The genus Lobelia is truly an all-American flower – there are species that bloom red, white and blue! It is also a genus with wide adaptability that, in general, enjoys a moist area, but some species can adapt to drier conditions. Most species flower best in full sun.
Lobelia is part of the Campanulaceae family which is the Bellflower family. They share the trait of milky sap (pull a leaf off to see) with many other members of that family. They have another unusual trait: they have resupinate flowers. This means that their flowers are inverted – what appears to be the top of the flower is actually the bottom. You can see in this picture that they have an “upper lip” of two petals and a “lower lip” of 3 petals. In reality, the lip with 3 petals is the top of the flower which has been inverted 180 degrees.
The blooms open from the bottom up, seeds forming in the lower capsules even as the plant is still blooming.

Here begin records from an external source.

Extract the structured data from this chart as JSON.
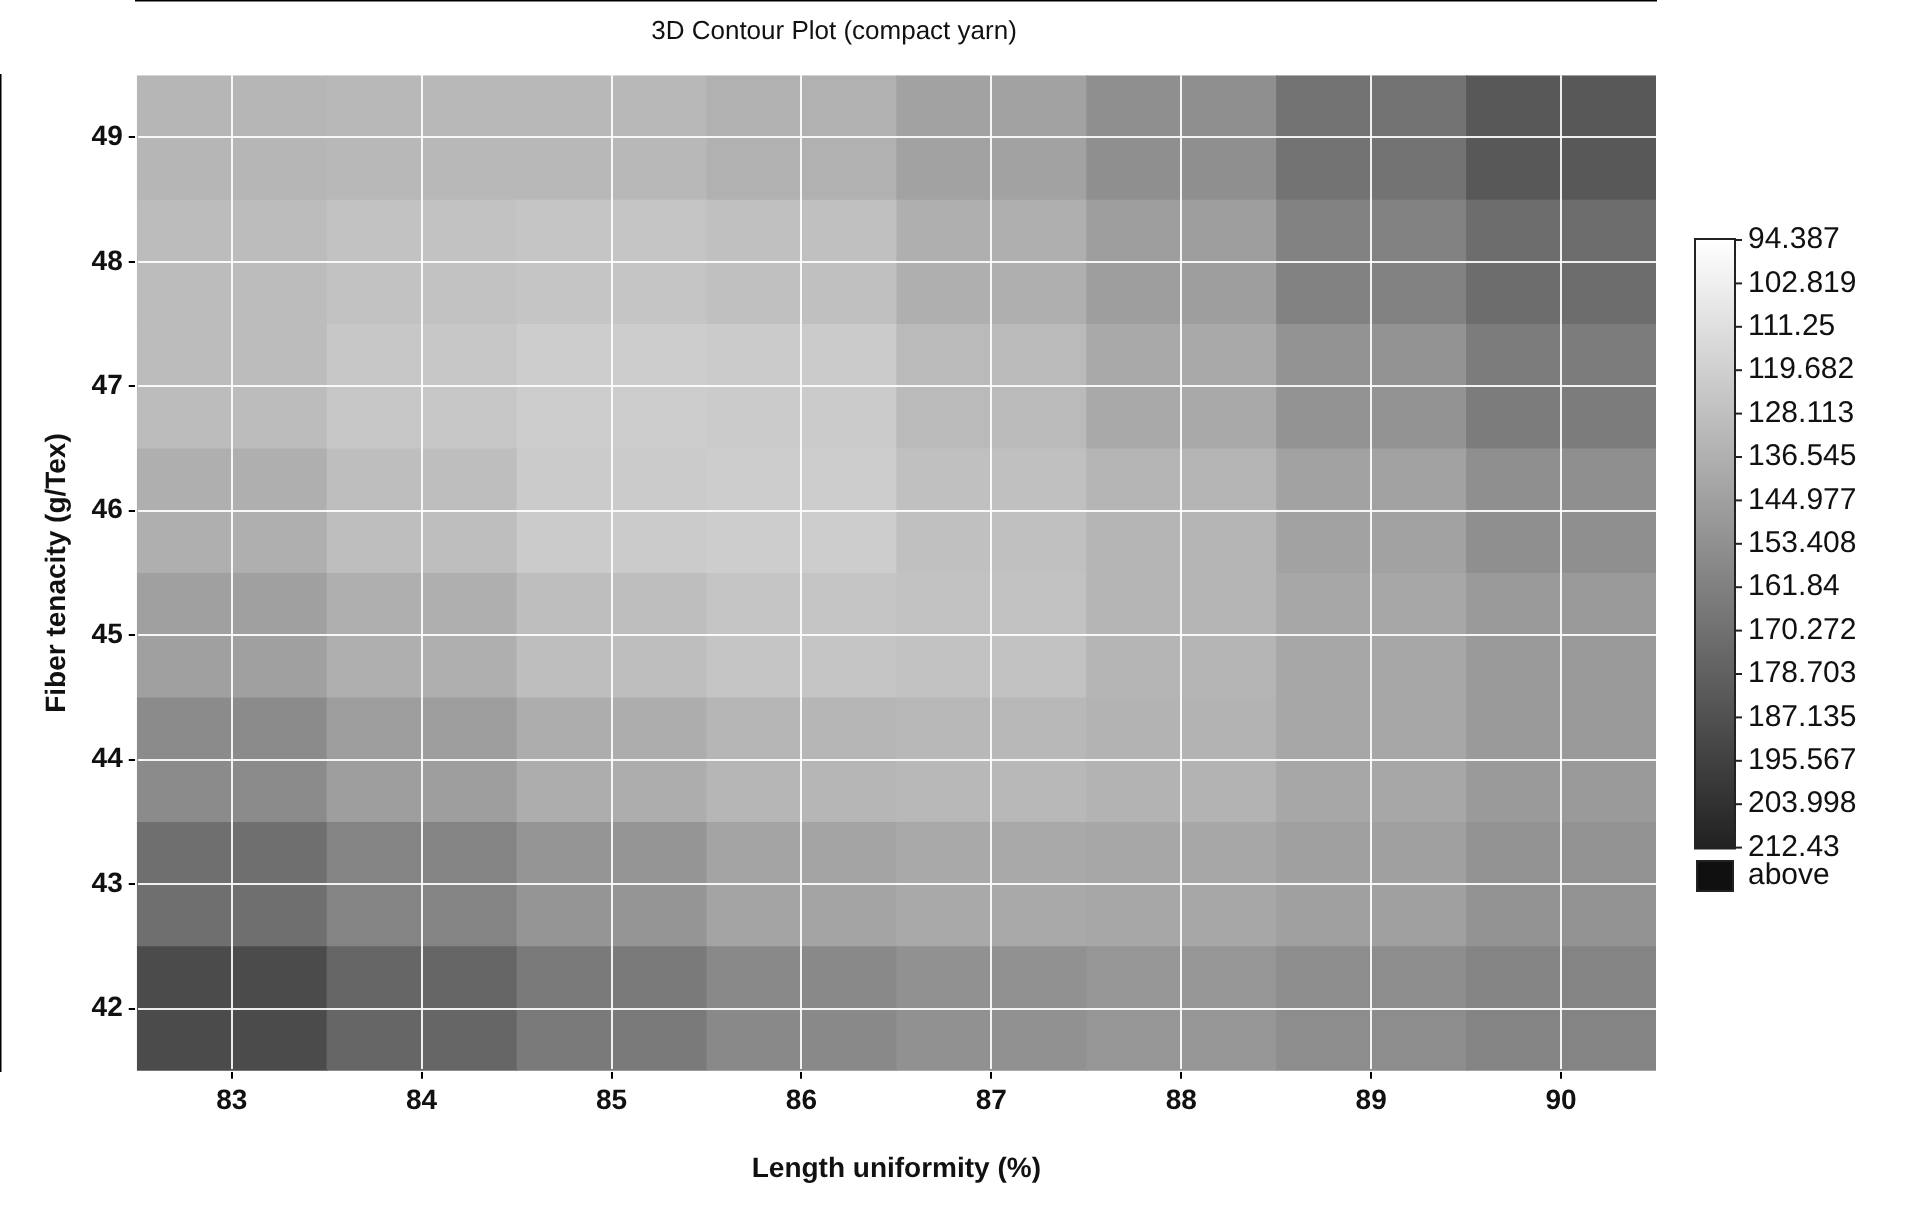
{
  "chart_data": {
    "type": "heatmap",
    "title": "3D Contour Plot (compact yarn)",
    "xlabel": "Length uniformity (%)",
    "ylabel": "Fiber tenacity (g/Tex)",
    "categories": [
      "83",
      "84",
      "85",
      "86",
      "87",
      "88",
      "89",
      "90"
    ],
    "y_categories": [
      "49",
      "48",
      "47",
      "46",
      "45",
      "44",
      "43",
      "42"
    ],
    "grid": true,
    "clim": [
      94.387,
      212.43
    ],
    "cticks": [
      94.387,
      102.819,
      111.25,
      119.682,
      128.113,
      136.545,
      144.977,
      153.408,
      161.84,
      170.272,
      178.703,
      187.135,
      195.567,
      203.998,
      212.43
    ],
    "annotations": [
      "above"
    ],
    "cells": [
      [
        133,
        132,
        132,
        136,
        144,
        154,
        169,
        183
      ],
      [
        130,
        127,
        125,
        128,
        137,
        146,
        161,
        172
      ],
      [
        130,
        124,
        121,
        122,
        131,
        140,
        152,
        164
      ],
      [
        137,
        129,
        122,
        121,
        128,
        134,
        144,
        154
      ],
      [
        145,
        137,
        129,
        125,
        127,
        134,
        141,
        148
      ],
      [
        156,
        146,
        138,
        133,
        132,
        135,
        141,
        148
      ],
      [
        171,
        160,
        151,
        143,
        140,
        141,
        145,
        152
      ],
      [
        190,
        176,
        165,
        157,
        153,
        150,
        155,
        160
      ]
    ]
  }
}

The genus is named after the Belgian botanist Matthias de L’Obel (1538-1616). While members of the Lobelia genus can be found in temperate regions worldwide (yes, there is a Chinese one!), the red-flowered species, Lobelia cardinalis, was found in North America in the early 1600’s. Seeds of this beautiful flower were taken back to Europe in the mid-1620’s where it earned the common name Cardinal flower. This species is one of the most cultivated members of this genus today.
Pink flowered forms like Lobelia x 'Ruby Slippers' are hybrids of L. cardinalis and L. siphilitica.
Ok, enough with this gorgeous red flower - I promised you red, white and blue and you shall have it! The white flowering forms include the annual species Lobelia inflata, otherwise know as Indian tobacco, although some plants appear to be a very pale blue. The species name comes from the inflated appearance of the seed capsule.
Another white flowered species is the perennial Lobelia spicata, found in my area in fields and on roadsides. The long slender raceme of flowers provides for a very long bloom period. My pictures really do not do it justice - it is a very graceful plant. This site has very good pictures.
I collected some of the seed this year and hope to grow it for myself next year.
Lobelias in general do not have "pretty" foliage. The leaves are usually rather coarse looking, often dull and sometimes with rough edges. I caution those that grow it for the first time to expect a weedy-looking rosette of leaves at first and to be careful not to weed it out by accident.
|Lobelia cardinalis rosette|
Also, don't let leaves or mulch cover the rosette over the winter or the plant may die.
The blue species of Lobelia are quite spectacular in their own right. The "Great Blue Lobelia" is Lobelia siphilitica and it is a tall and handsome plant. It prefers moist places, and provides brilliant color to the mid-summer garden. I do not have it myself; the pictures here are from the gardens of friends.
photo by C. Lim
I do have the later blooming blue species, Lobelia puberula. This species can handle drier conditions; in fact, we have found it the most in a full-sun field on a particular construction site. The species name "puberula" indicates that it has some fine hairs on parts of the plants, and they are visible even to the naked eye on the stem and leaves. The common name is Downy Lobelia. I find the bloom to be much softer in color and texture than the Great Blue.
Consider adding Lobelia to your plantings. Come late summer, you will be very glad you did.